Der Kläger ist durch sein Schreiben vom 7. September 2012 auch nicht (wieder) freiwillig Versicherter der Beklagten geworden. § 9 Abs. 1 SGB V bestimmt in der seit dem 1. Januar 2012 geltenden Fassung unverändert, dass der Beitritt zur freiwilligen Krankenversicherung das Ausscheiden aus der Versicherungspflicht mit einer Vorversicherungszeit von 24 Monaten in den letzten fünf Jahren vor dem Ausscheiden oder durchgängig die letzten 12 Monate vor dem Ausscheiden voraussetzt; der Beitritt ist nach § 9 Abs. 2 SGB V innerhalb von drei Monaten nach dem Ausscheiden anzuzeigen. Wie bereits erwähnt, ist der Kläger aber bereits am 13. April 2004 aus der Versicherungspflicht ausgeschieden, so dass er am 7. September 2012 nicht wieder rechtswirksam seinen freiwilligen Beitritt zur gesetzlichen Krankenversicherung erklären konnte.

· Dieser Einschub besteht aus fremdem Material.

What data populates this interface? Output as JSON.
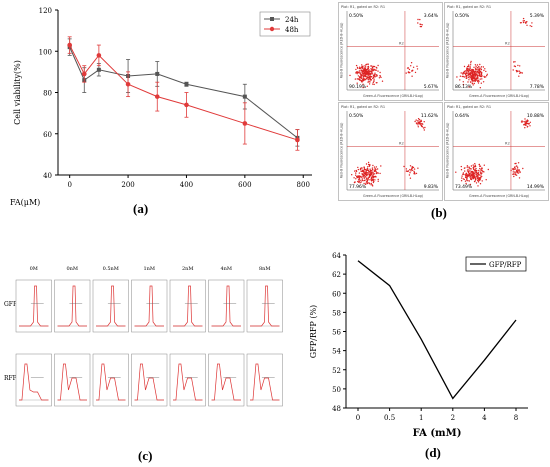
{
  "captions": {
    "a": "(a)",
    "b": "(b)",
    "c": "(c)",
    "d": "(d)"
  },
  "chart_data": [
    {
      "id": "a",
      "type": "line",
      "xlabel": "FA(μM)",
      "ylabel": "Cell viability(%)",
      "xlim": [
        -40,
        830
      ],
      "ylim": [
        40,
        120
      ],
      "xticks": [
        0,
        200,
        400,
        600,
        800
      ],
      "yticks": [
        40,
        60,
        80,
        100,
        120
      ],
      "legend_position": "top-right",
      "series": [
        {
          "name": "24h",
          "color": "#555555",
          "marker": "square",
          "x": [
            0,
            50,
            100,
            200,
            300,
            400,
            600,
            780
          ],
          "y": [
            102,
            86,
            91,
            88,
            89,
            84,
            78,
            58
          ],
          "err": [
            4,
            6,
            3,
            8,
            6,
            1,
            6,
            4
          ]
        },
        {
          "name": "48h",
          "color": "#e03a3a",
          "marker": "circle",
          "x": [
            0,
            50,
            100,
            200,
            300,
            400,
            600,
            780
          ],
          "y": [
            103,
            89,
            98,
            84,
            78,
            74,
            65,
            57
          ],
          "err": [
            4,
            4,
            5,
            6,
            7,
            6,
            10,
            5
          ]
        }
      ]
    },
    {
      "id": "b",
      "type": "scatter",
      "panels": [
        {
          "header": "Plot: R1, gated on R2: R1",
          "q_ul": "0.50%",
          "q_ur": "3.64%",
          "q_ll": "90.19%",
          "q_lr": "5.67%",
          "center": "R2"
        },
        {
          "header": "Plot: R1, gated on R2: R1",
          "q_ul": "0.50%",
          "q_ur": "5.39%",
          "q_ll": "86.13%",
          "q_lr": "7.78%",
          "center": "R2"
        },
        {
          "header": "Plot: R1, gated on R2: R1",
          "q_ul": "0.50%",
          "q_ur": "11.62%",
          "q_ll": "77.96%",
          "q_lr": "9.83%",
          "center": "R2"
        },
        {
          "header": "Plot: R1, gated on R2: R1",
          "q_ul": "0.64%",
          "q_ur": "10.88%",
          "q_ll": "73.49%",
          "q_lr": "14.99%",
          "center": "R2"
        }
      ],
      "xlabel": "Green-A Fluorescence (GRN-B-HLog)",
      "ylabel": "Red-B Fluorescence (RED-B-HLog)"
    },
    {
      "id": "c",
      "type": "histogram-grid",
      "columns": [
        "0M",
        "0nM",
        "0.5nM",
        "1nM",
        "2nM",
        "4nM",
        "8nM"
      ],
      "rows": [
        "GFP",
        "RFP"
      ]
    },
    {
      "id": "d",
      "type": "line",
      "xlabel": "FA (mM)",
      "ylabel": "GFP/RFP (%)",
      "categories": [
        "0",
        "0.5",
        "1",
        "2",
        "4",
        "8"
      ],
      "ylim": [
        48,
        64
      ],
      "yticks": [
        48,
        50,
        52,
        54,
        56,
        58,
        60,
        62,
        64
      ],
      "legend_position": "top-right",
      "series": [
        {
          "name": "GFP/RFP",
          "color": "#000000",
          "values": [
            63.4,
            60.8,
            55.2,
            49.0,
            53.0,
            57.2
          ]
        }
      ]
    }
  ]
}
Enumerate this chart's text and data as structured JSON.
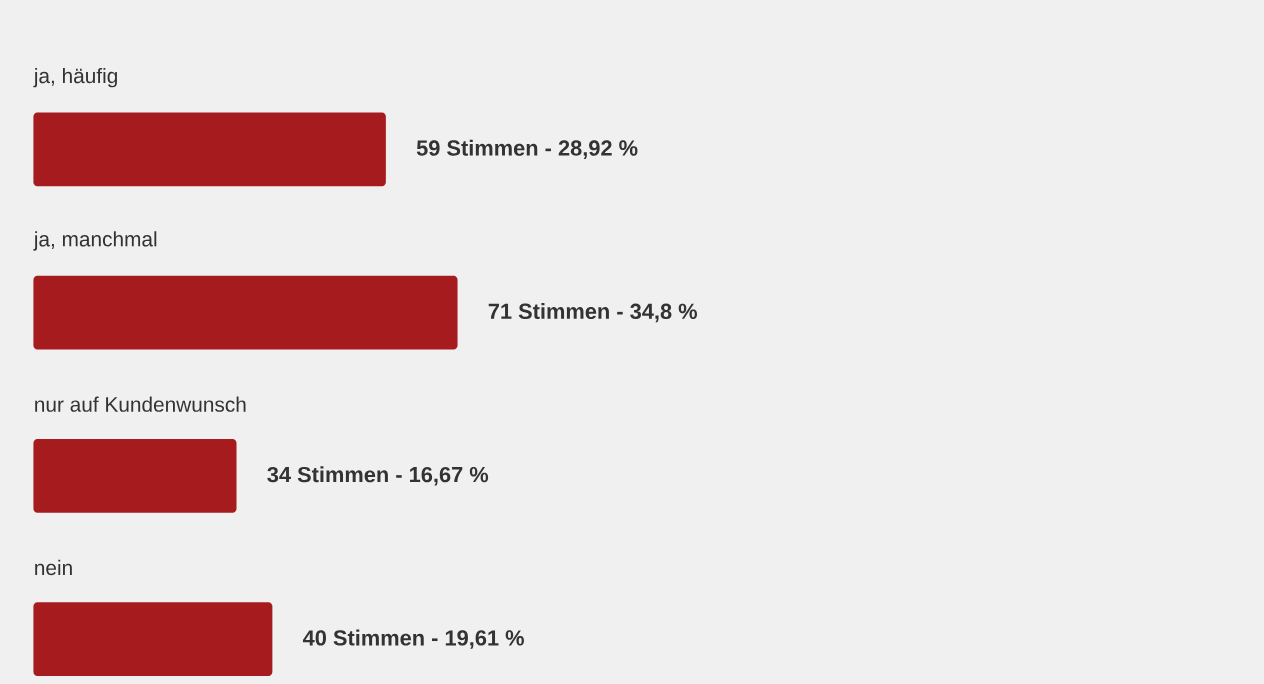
{
  "chart_data": {
    "type": "bar",
    "orientation": "horizontal",
    "categories": [
      "ja, häufig",
      "ja, manchmal",
      "nur auf Kundenwunsch",
      "nein"
    ],
    "values": [
      59,
      71,
      34,
      40
    ],
    "value_labels": [
      "59 Stimmen - 28,92 %",
      "71 Stimmen - 34,8 %",
      "34 Stimmen - 16,67 %",
      "40 Stimmen - 19,61 %"
    ],
    "color": "#a61b1d"
  }
}
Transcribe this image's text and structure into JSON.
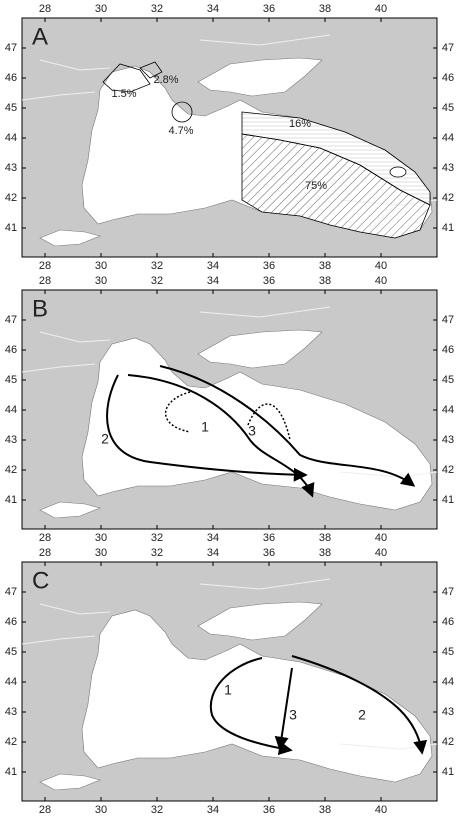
{
  "panels": [
    {
      "label": "A",
      "annotations": [
        "1.5%",
        "2.8%",
        "4.7%",
        "16%",
        "75%"
      ]
    },
    {
      "label": "B",
      "annotations": [
        "1",
        "2",
        "3"
      ]
    },
    {
      "label": "C",
      "annotations": [
        "1",
        "3",
        "2"
      ]
    }
  ],
  "lon_ticks": [
    28,
    30,
    32,
    34,
    36,
    38,
    40
  ],
  "lat_ticks": [
    41,
    42,
    43,
    44,
    45,
    46,
    47
  ]
}
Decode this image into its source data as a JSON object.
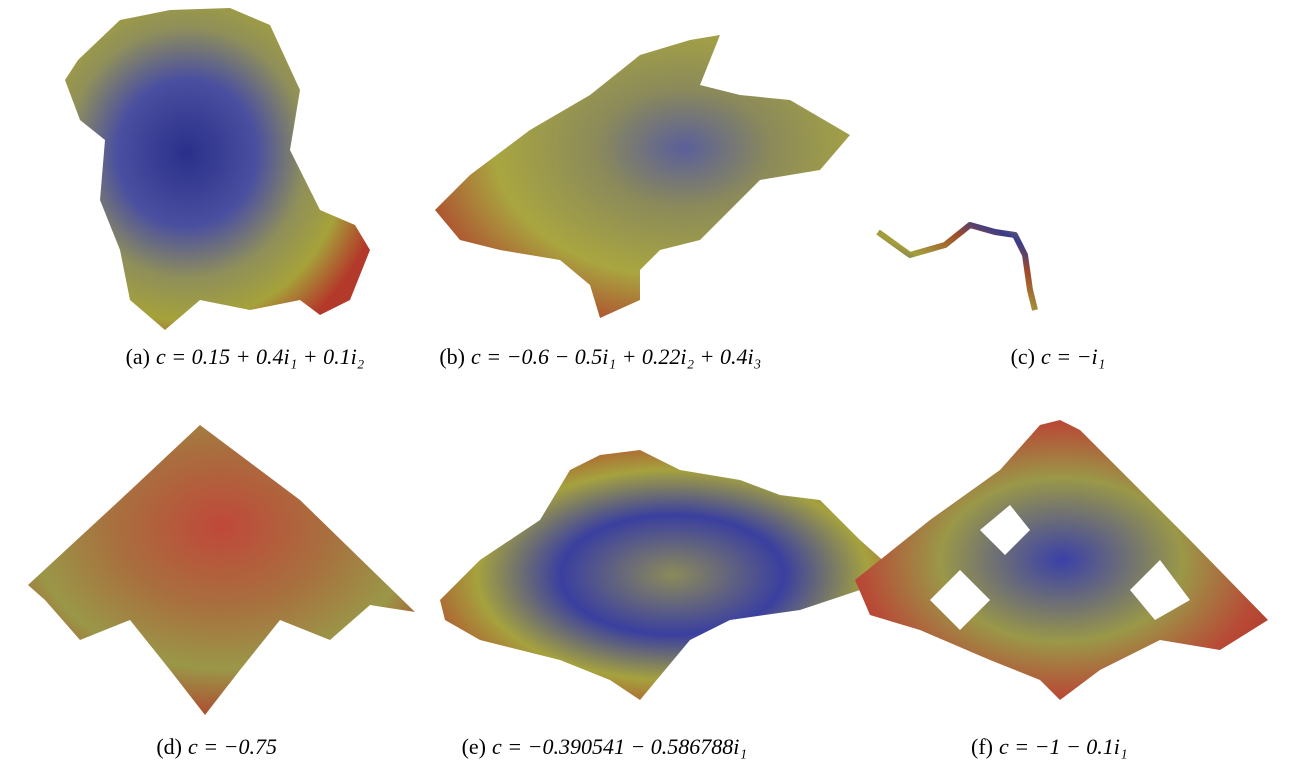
{
  "figure": {
    "panels": [
      {
        "label": "(a)",
        "formula": "c = 0.15 + 0.4i₁ + 0.1i₂"
      },
      {
        "label": "(b)",
        "formula": "c = −0.6 − 0.5i₁ + 0.22i₂ + 0.4i₃"
      },
      {
        "label": "(c)",
        "formula": "c = −i₁"
      },
      {
        "label": "(d)",
        "formula": "c = −0.75"
      },
      {
        "label": "(e)",
        "formula": "c = −0.390541 − 0.586788i₁"
      },
      {
        "label": "(f)",
        "formula": "c = −1 − 0.1i₁"
      }
    ]
  }
}
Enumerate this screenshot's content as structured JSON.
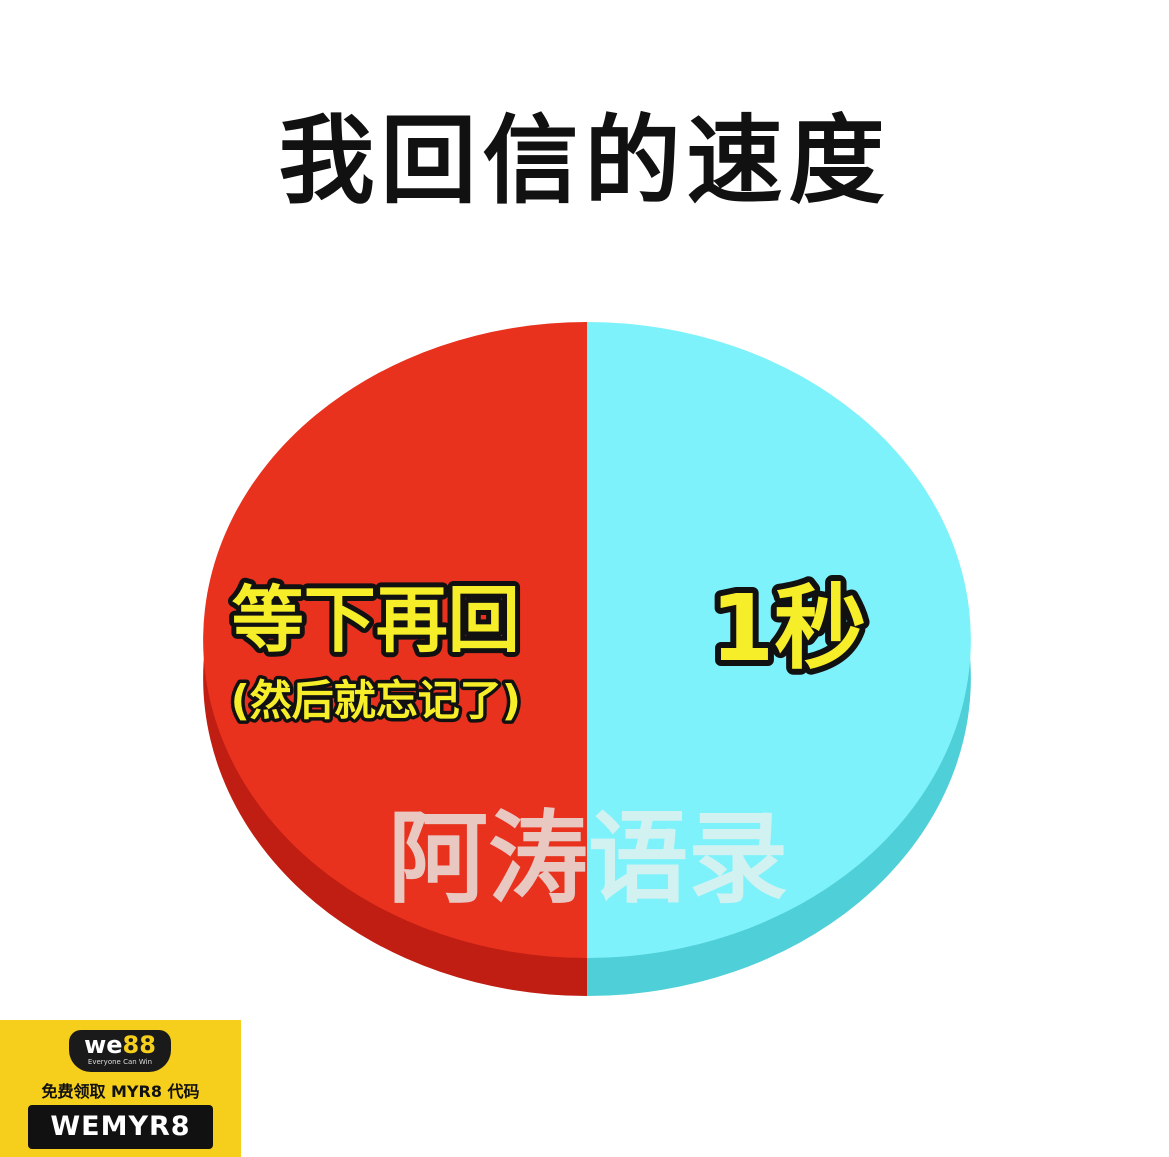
{
  "chart_data": {
    "type": "pie",
    "title": "我回信的速度",
    "slices": [
      {
        "label": "1秒",
        "sublabel": "",
        "value": 50,
        "color": "#7ef2fa",
        "side_color": "#4fcfd8"
      },
      {
        "label": "等下再回",
        "sublabel": "(然后就忘记了)",
        "value": 50,
        "color": "#e8321e",
        "side_color": "#c01e12"
      }
    ],
    "legend": "none",
    "label_color": "#f7ee2a"
  },
  "watermark": "阿涛语录",
  "promo": {
    "logo_main": "we",
    "logo_accent": "88",
    "tagline": "Everyone Can Win",
    "line": "免费领取 MYR8 代码",
    "code": "WEMYR8"
  }
}
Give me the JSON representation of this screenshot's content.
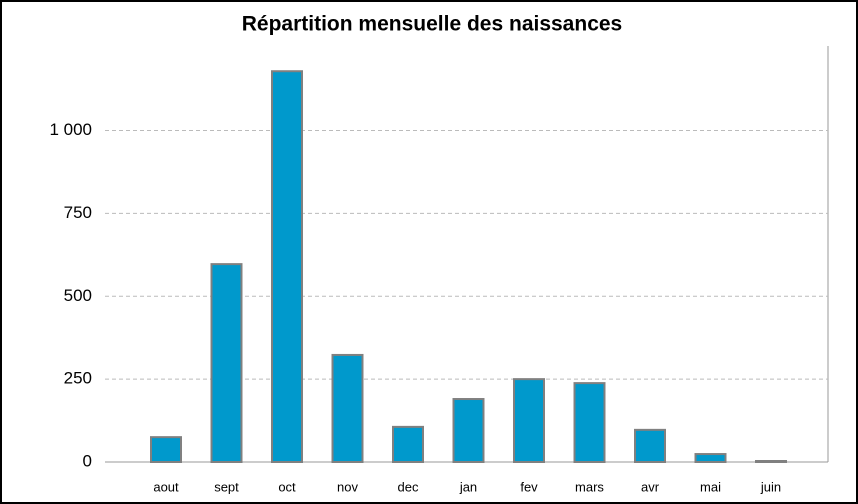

§ 188 Abs. 4 SGB V über die Fortsetzung einer Versicherung als freiwillige Versicherung ist nicht anwendbar, weil diese Vorschrift erst am 1. August 2013 und damit zu einem Zeitpunkt in Kraft getreten ist, als der Kläger schon rechtswirksam aus der gesetzlichen Krankenversicherung ausgeschieden war.

Versicherungspflicht nach § 5 Abs. 1 Nr. 13 SGB V tritt nicht ein, weil der Kläger mit seiner privaten Krankenversicherung über eine anderweitige Absicherung im Krankheitsfall verfügt.

Nach alledem war die Berufung zurückzuweisen.

Die Kostenentscheidung ergeht nach § 193 SGG und entspricht dem Ergebnis in der Hauptsache.

Gründe für die Zulassung der Revision nach § 160 Abs. 2 SGG liegen nicht vor.